By the early 1990s the Central Intelligence Agency had realized being gay or transsexual was not in and of itself a security risk. However, being in denial or keeping a secret, whether about homosexuality, crossdressing, transsexualism, or having an affair, places pressures on an individual that can compromise him or her. It’s secrecy, and not gender identity or sexual orientation, that creates security risks, and the CIA is smart enough to know it.

It’s not difficult to imagine George Rekers’ lifelong struggles against his homosexual impulses— and it seems logical to surmise his inner demons led him both to his virulent anti-homosexuality and to a career browbeating of young cross-gender children.

It stands to reason those same internal pressures would have colored Rekers’ findings, casting doubt on the veracity of his supposed reparative cures.

In other words, Rekers is a fake”and I suspect his “science” is too.

 

References

Bak, Robert C., & Stewart, W.A. (1974). Fetishism, transvestism, and voyeurism: A psychoanalytic approach. In S. Arieti & E. Brady (Eds.), American Handbook of Psychiatry, (2nd ed.), Vol. 2, pp. 352-363. New York: Basic Books.

Benjamin, Harry. (1966). The transsexual phenomenon: A scientific report on transsexualism and sex conversion in the human male and female. New York: Julian Press.

Brody, Jane E. (1986, 12 December). Boyhood effeminancy and later homosexuality. The New York Times. http://www.nytimes.com/1986/12/16/science/boyhood-effeminancy-and-later-homosexuality.html?pagewanted=all

Denny, Dallas. (1994). Behavioral treatment in gender dysphoria: A review of the literature and a call for reform. Paper presented at the 20th Anniversary Conference of the Association for Behavior Analysis, Atlanta, GA, 26-27 May, 1994.

Denny, Dallas. Behavioral treatment in gender dysphoria: A review of the literature and a call for reform. (1994, Fall).
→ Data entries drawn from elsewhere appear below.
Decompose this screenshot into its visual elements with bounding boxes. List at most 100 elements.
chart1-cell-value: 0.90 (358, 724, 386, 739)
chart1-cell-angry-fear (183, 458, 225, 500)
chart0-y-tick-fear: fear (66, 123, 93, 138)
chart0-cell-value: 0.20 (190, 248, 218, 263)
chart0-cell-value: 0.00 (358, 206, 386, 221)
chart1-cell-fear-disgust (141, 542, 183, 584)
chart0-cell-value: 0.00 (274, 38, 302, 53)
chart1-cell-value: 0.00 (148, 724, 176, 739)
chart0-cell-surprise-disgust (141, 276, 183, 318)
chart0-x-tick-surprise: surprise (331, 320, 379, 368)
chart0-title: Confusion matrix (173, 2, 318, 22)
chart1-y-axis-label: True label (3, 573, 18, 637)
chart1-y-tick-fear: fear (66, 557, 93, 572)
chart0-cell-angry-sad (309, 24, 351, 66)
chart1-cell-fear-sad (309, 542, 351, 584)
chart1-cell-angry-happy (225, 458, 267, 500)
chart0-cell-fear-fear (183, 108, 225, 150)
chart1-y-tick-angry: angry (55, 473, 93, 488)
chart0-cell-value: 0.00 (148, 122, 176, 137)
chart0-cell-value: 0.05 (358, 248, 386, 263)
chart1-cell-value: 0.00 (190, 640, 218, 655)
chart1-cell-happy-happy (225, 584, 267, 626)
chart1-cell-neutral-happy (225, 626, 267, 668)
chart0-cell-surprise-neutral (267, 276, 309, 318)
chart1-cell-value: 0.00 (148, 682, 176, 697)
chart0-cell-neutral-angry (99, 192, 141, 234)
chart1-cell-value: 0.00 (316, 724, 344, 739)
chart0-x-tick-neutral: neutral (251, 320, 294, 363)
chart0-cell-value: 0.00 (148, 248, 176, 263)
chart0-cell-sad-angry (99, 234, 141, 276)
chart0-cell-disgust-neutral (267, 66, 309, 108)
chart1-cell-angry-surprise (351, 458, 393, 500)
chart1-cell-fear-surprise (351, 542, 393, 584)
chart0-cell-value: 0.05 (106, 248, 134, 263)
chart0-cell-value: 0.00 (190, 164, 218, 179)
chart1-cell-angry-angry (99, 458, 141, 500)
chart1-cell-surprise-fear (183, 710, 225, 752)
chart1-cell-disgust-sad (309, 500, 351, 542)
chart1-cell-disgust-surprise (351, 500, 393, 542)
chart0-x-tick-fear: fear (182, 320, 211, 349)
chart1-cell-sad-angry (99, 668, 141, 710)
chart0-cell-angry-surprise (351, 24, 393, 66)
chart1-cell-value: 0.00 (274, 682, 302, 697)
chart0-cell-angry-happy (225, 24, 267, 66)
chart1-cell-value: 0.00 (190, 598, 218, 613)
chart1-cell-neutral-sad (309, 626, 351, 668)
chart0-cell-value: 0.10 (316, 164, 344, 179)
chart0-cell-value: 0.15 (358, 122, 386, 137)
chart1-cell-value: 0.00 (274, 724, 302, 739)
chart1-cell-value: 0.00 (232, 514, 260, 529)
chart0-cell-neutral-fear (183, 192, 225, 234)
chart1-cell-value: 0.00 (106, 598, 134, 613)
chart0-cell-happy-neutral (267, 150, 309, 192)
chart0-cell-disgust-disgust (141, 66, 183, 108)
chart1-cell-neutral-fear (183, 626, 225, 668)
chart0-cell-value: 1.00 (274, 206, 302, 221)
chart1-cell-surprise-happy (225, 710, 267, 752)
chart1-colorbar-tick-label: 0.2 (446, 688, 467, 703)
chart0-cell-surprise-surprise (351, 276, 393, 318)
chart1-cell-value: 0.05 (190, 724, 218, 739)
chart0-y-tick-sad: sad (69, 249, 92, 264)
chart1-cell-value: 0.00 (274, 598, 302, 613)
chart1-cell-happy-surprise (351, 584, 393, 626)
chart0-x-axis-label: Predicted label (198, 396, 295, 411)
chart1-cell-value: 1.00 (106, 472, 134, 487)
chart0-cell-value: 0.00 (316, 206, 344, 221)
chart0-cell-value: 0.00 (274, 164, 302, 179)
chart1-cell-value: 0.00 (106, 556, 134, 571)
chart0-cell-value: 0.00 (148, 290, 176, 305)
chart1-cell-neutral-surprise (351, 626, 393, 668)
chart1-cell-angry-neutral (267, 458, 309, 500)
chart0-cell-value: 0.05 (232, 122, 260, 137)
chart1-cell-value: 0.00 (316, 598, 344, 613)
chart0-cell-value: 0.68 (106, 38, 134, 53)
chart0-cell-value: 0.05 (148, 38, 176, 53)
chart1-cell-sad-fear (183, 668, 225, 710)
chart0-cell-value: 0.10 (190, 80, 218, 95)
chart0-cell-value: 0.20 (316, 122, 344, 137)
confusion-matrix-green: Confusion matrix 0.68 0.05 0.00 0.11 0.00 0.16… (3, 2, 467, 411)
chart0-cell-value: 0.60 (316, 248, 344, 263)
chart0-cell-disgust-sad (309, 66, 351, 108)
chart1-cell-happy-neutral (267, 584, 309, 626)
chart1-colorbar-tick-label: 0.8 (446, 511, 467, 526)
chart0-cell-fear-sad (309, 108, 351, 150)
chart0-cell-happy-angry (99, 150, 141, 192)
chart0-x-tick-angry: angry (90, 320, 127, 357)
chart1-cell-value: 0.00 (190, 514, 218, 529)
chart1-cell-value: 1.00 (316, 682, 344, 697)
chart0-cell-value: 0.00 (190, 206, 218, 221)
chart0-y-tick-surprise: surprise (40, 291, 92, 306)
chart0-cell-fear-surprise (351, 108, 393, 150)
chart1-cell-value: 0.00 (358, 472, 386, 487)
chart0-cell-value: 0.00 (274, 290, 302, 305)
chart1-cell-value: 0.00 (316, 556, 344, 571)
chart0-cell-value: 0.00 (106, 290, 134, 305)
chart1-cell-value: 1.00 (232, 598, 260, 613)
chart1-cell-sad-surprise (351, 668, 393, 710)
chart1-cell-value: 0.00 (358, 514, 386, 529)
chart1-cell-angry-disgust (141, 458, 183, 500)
TV-TS Tapestry, 1(69), 54-56.

George Rekers, anti-gay activist, caught with male escort “rentboy.” (2006, 5 July) Huffington Post. http://www.huffingtonpost.com/2010/05/05/george-rekers-anti-gay-ac_n_565142.html

Green, Richard. (1987). The “sissy boy” syndrome and the development of homosexuality. New Haven, CT: Yale University Press.

Hamburger, C., Stürup, G.K., & Dahl-Iversen, E. (1953). Transvestism: Hormonal, psychiatric, and surgical treatment. Journal of the American Medical Association, 12(6), 391-396.

Heuer, R.J., Jr. (1993). Sexual behaviour and security risk: Background information for security personnel. Washington, DC: Central Intelligence Agency, Analysis Division, Office of Security, AD-663.

Meyerowitz, Joanne. (2002). How sex changed: A history of transsexuality in the United States. Cambridge: Harvard University Press.

Ostow, Mortimer. (1953). Transvestism. Letter to the editor. Journal of the American Medical Association, 152(16), 1553.

Wiedeman, George H. (1953). Letter to the editor. Journal of the American Medical Association, 152(12), 1167.